Ganhou novos capítulos a história de um relatório de 102 páginas elaborado por cientistas da Organização Mundial da Saúde (OMS), publicado no site da entidade internacional e retirado 24 horas depois, supostamente devido a pressões do governo da Itália.
O documento, que teve o médico Francesco Zambon à frente de 10 colegas, fazia duras críticas à maneira como o país europeu lidou com a pandemia. Com o título "Desafio sem precedentes: a primeira resposta da Itália à covid-19", o relatório revelava que a nação mantinha seu plano de combate a uma eventual pandemia desatualizado desde 2006 e que, por estar despreparada, a nação dera uma resposta "improvisada e caótica" à crise.
O texto foi publicado no site da OMS em 13 de maio e retirado no dia seguinte, supostamente por ordem do diretor-geral adjunto da entidade, Ranieri Guerra. O funcionário foi diretor-geral de Saúde Preventiva do Ministério da Saúde da Itália entre 2014 e 2017. Logo, seria durante seu mandato no cargo que o plano de resposta a crises pandêmicas deveria ter sido atualizado.
O caso foi revelado pelo jornal The Guardian em agosto, mas ganhou novos episódios no momento em que a promotoria de Bergamo, na região da Lombardia, passou a investigar a responsabilidade de agentes públicos italianos diante da crise. A Itália foi o primeiro país europeu a sofrer o impacto da covid-19 e viveu o colapso do sistema de saúde. O país registrou até agora 1,9 milhão de infectados e 67,2 mil mortos por coronavírus. A Lombardia foi o epicentro da tragédia italiana.
A não atualização do plano pode levar os responsáveis pela saúde no governo (inclusive Guerra, que integra o comitê de combate à covid-19 na Itália) a serem acusados de negligência. Os investigadores também trabalham com um outro relatório, elaborado por um general da reserva, Pier Paolo Lunelli, que concluiu que até 10 mil mortes podem ser atribuídas à falta de protocolos atualizados de resposta à pandemia.

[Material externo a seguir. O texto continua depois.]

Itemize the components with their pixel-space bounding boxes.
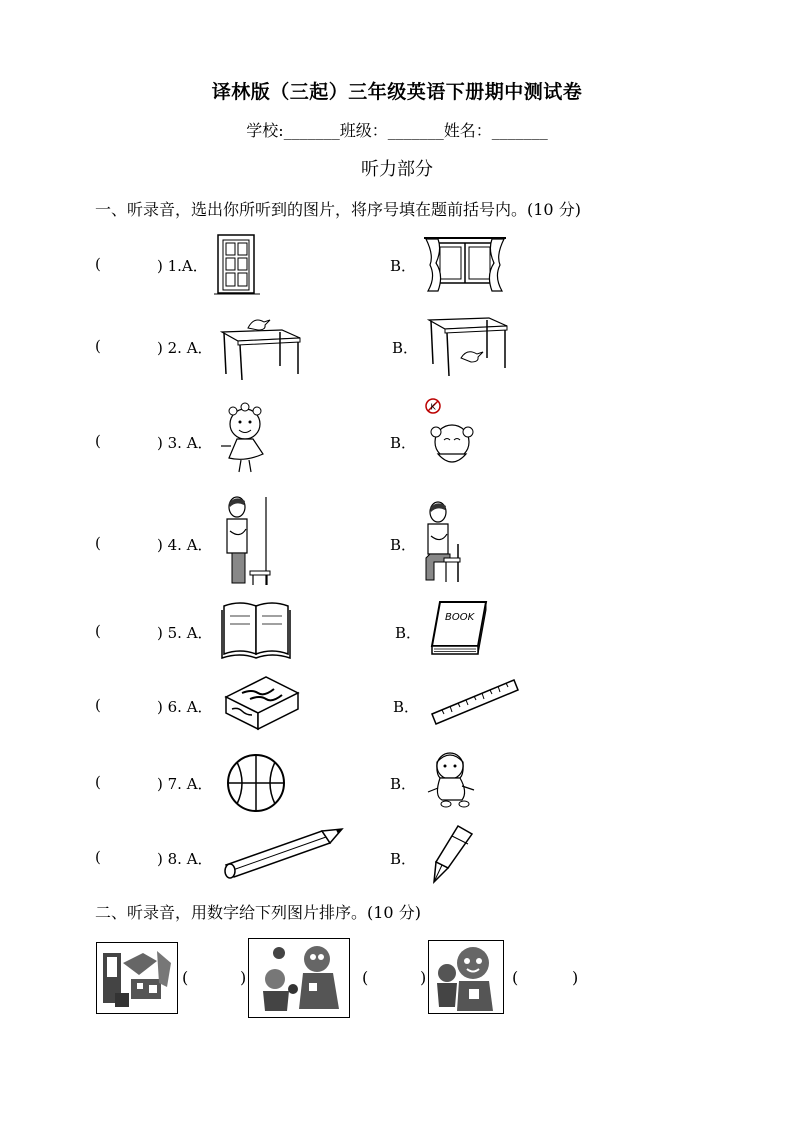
- door-icon: [212, 233, 262, 297]
- bird-under-table-icon: [425, 312, 511, 386]
- answer-paren: (: [95, 848, 101, 866]
- option-b-label: B．: [390, 850, 417, 868]
- part1-header: 一、听录音，选出你所听到的图片，将序号填在题前括号内。(10 分): [95, 200, 581, 219]
- student-info-line: 学校:_______班级：_______姓名：_______: [246, 121, 548, 140]
- eraser-icon: [222, 671, 302, 733]
- order-paren-open: (: [182, 968, 189, 987]
- ruler-icon: [428, 676, 522, 734]
- answer-paren: (: [95, 337, 101, 355]
- pencil-icon: [218, 825, 344, 881]
- order-paren-close: ): [420, 968, 427, 987]
- answer-paren: (: [95, 432, 101, 450]
- pen-icon: [428, 822, 476, 886]
- option-b-label: B．: [390, 775, 417, 793]
- order-paren-open: (: [362, 968, 369, 987]
- option-b-label: B．: [393, 698, 420, 716]
- ball-icon: [225, 752, 287, 814]
- no-sign-text: K: [430, 402, 436, 412]
- order-paren-close: ): [572, 968, 579, 987]
- order-paren-open: (: [512, 968, 519, 987]
- question-label: ) 1.A．: [157, 257, 208, 275]
- page-title: 译林版（三起）三年级英语下册期中测试卷: [211, 81, 583, 103]
- question-label: ) 2. A．: [157, 339, 213, 357]
- question-label: ) 3. A．: [157, 434, 213, 452]
- order-paren-close: ): [240, 968, 247, 987]
- answer-paren: (: [95, 622, 101, 640]
- option-b-label: B．: [395, 624, 422, 642]
- girl-in-dress-icon: [215, 402, 281, 474]
- man-standing-icon: [220, 495, 276, 587]
- bird-on-table-icon: [218, 308, 304, 382]
- option-b-label: B．: [390, 536, 417, 554]
- window-icon: [422, 235, 508, 295]
- question-label: ) 5. A．: [157, 624, 213, 642]
- question-label: ) 6. A．: [157, 698, 213, 716]
- question-label: ) 8. A．: [157, 850, 213, 868]
- answer-paren: (: [95, 773, 101, 791]
- option-b-label: B．: [392, 339, 419, 357]
- answer-paren: (: [95, 534, 101, 552]
- answer-paren: (: [95, 696, 101, 714]
- classroom-picture: [96, 942, 178, 1014]
- section-title: 听力部分: [361, 159, 433, 180]
- girl-eating-icon: [422, 396, 482, 476]
- option-b-label: B．: [390, 434, 417, 452]
- family-picture: [248, 938, 350, 1018]
- doll-icon: [424, 748, 480, 810]
- children-picture: [428, 940, 504, 1014]
- question-label: ) 4. A．: [157, 536, 213, 554]
- open-book-icon: [220, 598, 292, 662]
- man-sitting-icon: [420, 500, 470, 584]
- book-cover-text: BOOK: [445, 612, 475, 623]
- answer-paren: (: [95, 255, 101, 273]
- closed-book-icon: [428, 598, 490, 660]
- question-label: ) 7. A．: [157, 775, 213, 793]
- option-b-label: B．: [390, 257, 417, 275]
- part2-header: 二、听录音，用数字给下列图片排序。(10 分): [95, 903, 421, 922]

Zambon, que trabalha no escritório da OMS em Veneza, foi convocado a depor em várias ocasiões, mas foi impedido de fazê-lo pela entidade internacional, que alega que o funcionário tem imunidade. Ele prestou depoimento na última terça-feira (15). Ao Guardian, ele afirmou anteriormente que Guerra o ameaçou com demissão, caso não modificasse o conteúdo do relatório. Guerra não tem se manifestado sobre o episódio.
As suspeitas de um acordo entre o Ministério da Saúde e a OMS para retirar o texto do site cresceram depois de uma troca de emails a que o Guardian teve acesso. Em uma das comunicações, do dia 13 de maio, ou seja, no mesmo dia da publicação do documento na internet, Guerra escreve a Zambon "para não esquecer" que "eles acabam de nos dar 10 milhões como uma contribuição voluntária com base na confiança e como reconhecimento do que temos feito até agora... após seis anos sem nada".
"Eles" seriam as autoridades da Itália, com quem Guerra teria compartilhado parte do relatório antes da publicação.
Após vários meses de silêncio sobre o caso, a OMS afirmou na segunda-feira (14) que a Itália não pediu a remoção do documento, mas que teriam sido encontradas imprecisões no texto após a publicação. De acordo com a entidade, o objetivo seria "corrigir e republicar" o documento. A organização acrescenta que o relatório acabou não voltando ao site devido à criação de um mecanismo por meio do qual os próprios países compartilhariam suas experiências na gestão da covid-19.